The reality, according to the Bureau of Labor Statistics, is that menu prices have risen 3.9% during the year ending February, with quick-service restaurants' prices going up slightly faster, at 4%, than those at full-service restaurants, which rose 3.8%.

Given the big jumps in operators' costs, we'd think those increases are fairly restrained.


Section sponsored by Manitowoc Foodservice Group

Consumers Just Plain Gloomy About Economy
Despite the Commerce Department reporting an unexpected 0.5% rise in real personal incomes in February, consumers remain quite gloomy about the economy.

The University of Michigan Surveys of Consumers, reported exclusively by Reuters, said its Consumer Sentiment Index reached 69.5 in the final March reading, its lowest level since February 1992. The Consumer Expectations Index also fell again, to 60.1, its lowest level since January '92.

Part of the problem is consumers think inflation is only going to get worse. Their one-year inflation expectations hit 4.3% in March, up from 3.6% in February. The March figure was the highest reading since '90, except for the period just after Hurricane Katrina in 2005.

As a statement released by the University of Michigan put it, "Consumer confidence slipped due to growing concerns about weakening prospects for the economy as well as anticipated increases in unemployment and inflation during the year ahead."

Whew! We need something to cheer us up.


Section sponsored by Manitowoc Foodservice Group

Why Are Truckers Striking? Diesel Oil Prices Are Setting Records
We often concentrate on gasoline prices and their impact on consumers and restaurant spending. But the record-high price of diesel fuel also affects nearly everyone in foodservice, from operators relying on food and supplies shipments, to dealers and distributors running trucks, to manufacturers paying freight fuel surcharges.

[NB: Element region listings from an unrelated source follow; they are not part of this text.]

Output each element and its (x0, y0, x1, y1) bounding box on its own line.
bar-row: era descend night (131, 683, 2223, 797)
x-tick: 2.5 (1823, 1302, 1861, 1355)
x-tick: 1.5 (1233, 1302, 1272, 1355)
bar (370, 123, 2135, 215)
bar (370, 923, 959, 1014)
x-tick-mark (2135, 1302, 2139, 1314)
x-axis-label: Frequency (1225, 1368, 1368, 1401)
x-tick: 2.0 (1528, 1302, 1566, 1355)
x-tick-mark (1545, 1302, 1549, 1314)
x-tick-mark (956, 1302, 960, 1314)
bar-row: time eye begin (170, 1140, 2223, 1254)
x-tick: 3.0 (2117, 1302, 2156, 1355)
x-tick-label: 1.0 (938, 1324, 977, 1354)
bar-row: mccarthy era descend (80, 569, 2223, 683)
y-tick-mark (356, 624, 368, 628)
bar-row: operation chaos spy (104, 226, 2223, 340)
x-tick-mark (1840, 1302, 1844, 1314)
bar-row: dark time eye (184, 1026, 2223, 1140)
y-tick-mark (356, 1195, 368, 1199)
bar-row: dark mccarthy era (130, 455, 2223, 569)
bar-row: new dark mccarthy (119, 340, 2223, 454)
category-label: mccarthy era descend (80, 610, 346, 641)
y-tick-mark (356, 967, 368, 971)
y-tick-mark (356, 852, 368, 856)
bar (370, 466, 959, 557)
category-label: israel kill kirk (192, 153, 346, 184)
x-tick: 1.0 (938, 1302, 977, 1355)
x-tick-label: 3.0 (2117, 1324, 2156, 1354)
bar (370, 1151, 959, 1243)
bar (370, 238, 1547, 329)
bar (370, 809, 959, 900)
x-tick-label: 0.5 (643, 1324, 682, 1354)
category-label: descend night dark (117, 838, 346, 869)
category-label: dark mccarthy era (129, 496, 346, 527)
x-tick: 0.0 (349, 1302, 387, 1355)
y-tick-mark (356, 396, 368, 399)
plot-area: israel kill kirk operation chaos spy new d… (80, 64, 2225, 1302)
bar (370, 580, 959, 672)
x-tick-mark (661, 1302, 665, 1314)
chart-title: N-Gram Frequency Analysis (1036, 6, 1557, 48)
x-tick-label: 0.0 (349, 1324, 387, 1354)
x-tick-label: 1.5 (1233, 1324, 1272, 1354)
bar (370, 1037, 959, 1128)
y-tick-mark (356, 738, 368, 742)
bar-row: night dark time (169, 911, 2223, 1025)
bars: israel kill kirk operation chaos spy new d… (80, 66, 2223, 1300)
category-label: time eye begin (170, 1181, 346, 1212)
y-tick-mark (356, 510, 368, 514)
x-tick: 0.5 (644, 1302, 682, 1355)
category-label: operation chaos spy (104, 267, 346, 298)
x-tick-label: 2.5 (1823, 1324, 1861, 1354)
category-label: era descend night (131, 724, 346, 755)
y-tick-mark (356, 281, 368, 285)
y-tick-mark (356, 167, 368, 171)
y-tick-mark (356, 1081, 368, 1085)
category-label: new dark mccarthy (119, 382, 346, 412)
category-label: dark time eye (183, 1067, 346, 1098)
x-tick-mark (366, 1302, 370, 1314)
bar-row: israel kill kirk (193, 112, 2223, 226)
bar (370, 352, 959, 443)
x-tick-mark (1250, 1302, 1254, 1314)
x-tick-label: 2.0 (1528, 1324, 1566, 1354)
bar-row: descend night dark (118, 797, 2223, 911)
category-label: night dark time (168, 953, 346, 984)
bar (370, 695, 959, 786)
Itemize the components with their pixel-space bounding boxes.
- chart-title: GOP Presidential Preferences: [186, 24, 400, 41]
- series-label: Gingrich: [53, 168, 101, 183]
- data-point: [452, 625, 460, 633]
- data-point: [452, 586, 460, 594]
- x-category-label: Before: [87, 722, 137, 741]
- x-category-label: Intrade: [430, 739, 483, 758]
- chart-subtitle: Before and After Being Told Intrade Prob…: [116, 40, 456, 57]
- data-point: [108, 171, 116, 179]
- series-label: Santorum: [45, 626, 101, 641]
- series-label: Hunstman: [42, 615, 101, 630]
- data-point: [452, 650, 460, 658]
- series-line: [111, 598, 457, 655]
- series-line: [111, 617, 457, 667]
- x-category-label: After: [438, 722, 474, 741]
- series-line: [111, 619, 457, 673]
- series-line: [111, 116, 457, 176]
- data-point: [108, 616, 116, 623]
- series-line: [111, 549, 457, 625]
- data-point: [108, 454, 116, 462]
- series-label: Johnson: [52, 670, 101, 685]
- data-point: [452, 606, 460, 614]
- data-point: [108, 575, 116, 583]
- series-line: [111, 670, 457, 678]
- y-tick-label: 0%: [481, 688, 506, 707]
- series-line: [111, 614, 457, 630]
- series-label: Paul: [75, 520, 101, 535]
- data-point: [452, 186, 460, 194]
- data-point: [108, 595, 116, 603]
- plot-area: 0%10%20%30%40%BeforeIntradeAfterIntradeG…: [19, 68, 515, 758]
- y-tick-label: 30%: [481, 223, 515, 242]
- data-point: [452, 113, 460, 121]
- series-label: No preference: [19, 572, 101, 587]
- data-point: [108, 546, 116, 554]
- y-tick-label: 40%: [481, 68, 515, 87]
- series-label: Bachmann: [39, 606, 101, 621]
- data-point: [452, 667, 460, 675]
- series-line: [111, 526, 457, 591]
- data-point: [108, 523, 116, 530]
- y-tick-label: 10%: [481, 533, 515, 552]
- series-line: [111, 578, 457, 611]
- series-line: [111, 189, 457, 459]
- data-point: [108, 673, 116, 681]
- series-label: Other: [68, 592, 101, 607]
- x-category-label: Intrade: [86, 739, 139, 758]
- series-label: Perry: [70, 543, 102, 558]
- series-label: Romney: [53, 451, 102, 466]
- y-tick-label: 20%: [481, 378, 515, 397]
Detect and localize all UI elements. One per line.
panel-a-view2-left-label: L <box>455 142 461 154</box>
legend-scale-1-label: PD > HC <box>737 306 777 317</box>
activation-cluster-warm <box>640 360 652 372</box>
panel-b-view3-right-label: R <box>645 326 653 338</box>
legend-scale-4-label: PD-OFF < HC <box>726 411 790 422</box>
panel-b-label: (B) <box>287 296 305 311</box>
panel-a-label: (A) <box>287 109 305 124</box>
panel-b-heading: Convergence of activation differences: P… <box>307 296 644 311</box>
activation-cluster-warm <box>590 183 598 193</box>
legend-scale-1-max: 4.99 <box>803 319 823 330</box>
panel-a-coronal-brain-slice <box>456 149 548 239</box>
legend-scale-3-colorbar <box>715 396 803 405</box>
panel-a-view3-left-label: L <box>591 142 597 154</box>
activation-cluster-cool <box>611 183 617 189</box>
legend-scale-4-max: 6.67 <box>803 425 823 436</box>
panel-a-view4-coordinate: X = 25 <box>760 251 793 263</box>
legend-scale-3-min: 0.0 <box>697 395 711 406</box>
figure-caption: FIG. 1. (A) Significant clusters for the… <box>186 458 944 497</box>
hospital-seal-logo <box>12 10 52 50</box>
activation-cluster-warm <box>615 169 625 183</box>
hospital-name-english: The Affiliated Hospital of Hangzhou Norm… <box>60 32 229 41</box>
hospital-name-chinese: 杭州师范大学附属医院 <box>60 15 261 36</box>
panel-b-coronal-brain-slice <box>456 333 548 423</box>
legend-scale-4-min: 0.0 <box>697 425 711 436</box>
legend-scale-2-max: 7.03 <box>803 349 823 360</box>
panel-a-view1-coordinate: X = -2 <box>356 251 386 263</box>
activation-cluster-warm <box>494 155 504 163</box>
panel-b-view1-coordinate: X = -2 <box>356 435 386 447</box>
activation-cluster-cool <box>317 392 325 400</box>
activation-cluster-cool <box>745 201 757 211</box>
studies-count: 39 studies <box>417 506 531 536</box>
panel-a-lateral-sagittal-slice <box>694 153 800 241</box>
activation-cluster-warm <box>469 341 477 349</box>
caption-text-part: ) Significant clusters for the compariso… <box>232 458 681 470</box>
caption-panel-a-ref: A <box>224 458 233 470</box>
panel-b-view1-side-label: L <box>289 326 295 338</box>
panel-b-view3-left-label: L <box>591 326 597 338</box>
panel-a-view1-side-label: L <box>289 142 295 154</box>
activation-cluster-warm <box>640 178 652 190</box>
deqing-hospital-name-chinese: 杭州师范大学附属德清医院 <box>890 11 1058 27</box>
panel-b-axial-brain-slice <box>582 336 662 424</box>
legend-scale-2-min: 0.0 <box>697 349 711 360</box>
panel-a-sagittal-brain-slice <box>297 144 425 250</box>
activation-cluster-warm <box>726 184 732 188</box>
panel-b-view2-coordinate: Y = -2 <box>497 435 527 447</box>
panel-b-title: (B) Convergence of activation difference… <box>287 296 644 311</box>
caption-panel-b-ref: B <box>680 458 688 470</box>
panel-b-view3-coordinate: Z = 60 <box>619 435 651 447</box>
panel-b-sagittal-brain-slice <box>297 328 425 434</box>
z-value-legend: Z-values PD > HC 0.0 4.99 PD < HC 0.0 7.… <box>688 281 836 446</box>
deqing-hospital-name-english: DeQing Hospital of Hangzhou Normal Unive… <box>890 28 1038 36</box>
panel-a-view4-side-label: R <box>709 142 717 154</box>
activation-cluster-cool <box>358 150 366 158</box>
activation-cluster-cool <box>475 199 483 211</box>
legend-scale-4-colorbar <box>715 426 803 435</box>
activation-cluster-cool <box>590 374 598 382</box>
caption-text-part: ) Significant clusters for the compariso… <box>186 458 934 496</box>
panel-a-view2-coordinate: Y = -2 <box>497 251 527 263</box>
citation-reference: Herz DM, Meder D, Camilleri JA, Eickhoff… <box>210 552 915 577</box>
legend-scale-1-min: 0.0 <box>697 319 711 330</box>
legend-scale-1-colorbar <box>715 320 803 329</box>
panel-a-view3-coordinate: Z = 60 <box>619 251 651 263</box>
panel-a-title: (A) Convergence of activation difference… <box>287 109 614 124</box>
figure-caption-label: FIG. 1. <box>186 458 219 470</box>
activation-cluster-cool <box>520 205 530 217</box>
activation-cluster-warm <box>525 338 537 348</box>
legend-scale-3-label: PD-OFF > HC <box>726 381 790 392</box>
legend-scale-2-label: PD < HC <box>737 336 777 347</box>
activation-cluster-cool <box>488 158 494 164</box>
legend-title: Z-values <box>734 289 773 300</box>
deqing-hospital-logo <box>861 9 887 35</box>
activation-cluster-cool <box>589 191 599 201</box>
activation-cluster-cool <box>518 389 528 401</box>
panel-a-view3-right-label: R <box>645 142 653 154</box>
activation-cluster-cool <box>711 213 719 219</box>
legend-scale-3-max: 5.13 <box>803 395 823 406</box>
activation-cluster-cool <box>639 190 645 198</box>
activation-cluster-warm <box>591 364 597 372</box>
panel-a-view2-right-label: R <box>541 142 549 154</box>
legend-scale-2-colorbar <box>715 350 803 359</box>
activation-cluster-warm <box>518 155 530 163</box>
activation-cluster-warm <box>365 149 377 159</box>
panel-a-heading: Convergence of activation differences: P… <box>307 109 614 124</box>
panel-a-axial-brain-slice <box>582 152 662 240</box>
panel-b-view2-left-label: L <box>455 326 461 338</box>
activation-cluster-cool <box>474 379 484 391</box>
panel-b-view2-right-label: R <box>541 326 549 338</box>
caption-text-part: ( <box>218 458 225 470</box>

Unfortunately, the federal Energy Information Administration said diesel will remain at record levels throughout 2008, driven by record high crude oil prices.

The average diesel price across the United States very nearly reached $4 a gallon the week ended March 24. And while it fell slightly last week, to an average of $3.964, prices are expected to remain at peak levels through the rest of the month, before falling later in the year.

Gasoline prices, meanwhile, continued to rise last week, hitting an average of $3.29 for the week ended March 31.

Part of the problem, according to Tom Stundza, executive editor at Purchasing magazine, is that American refiners just don't have enough capacity for diesel or the flexibility to shift production easily from gasoline to diesel and back. He expects some refiners may begin making the hard and expensive decision to expand capacity.

In the meantime, the impact on the cost of everything foodservice operators use will be negatively affected.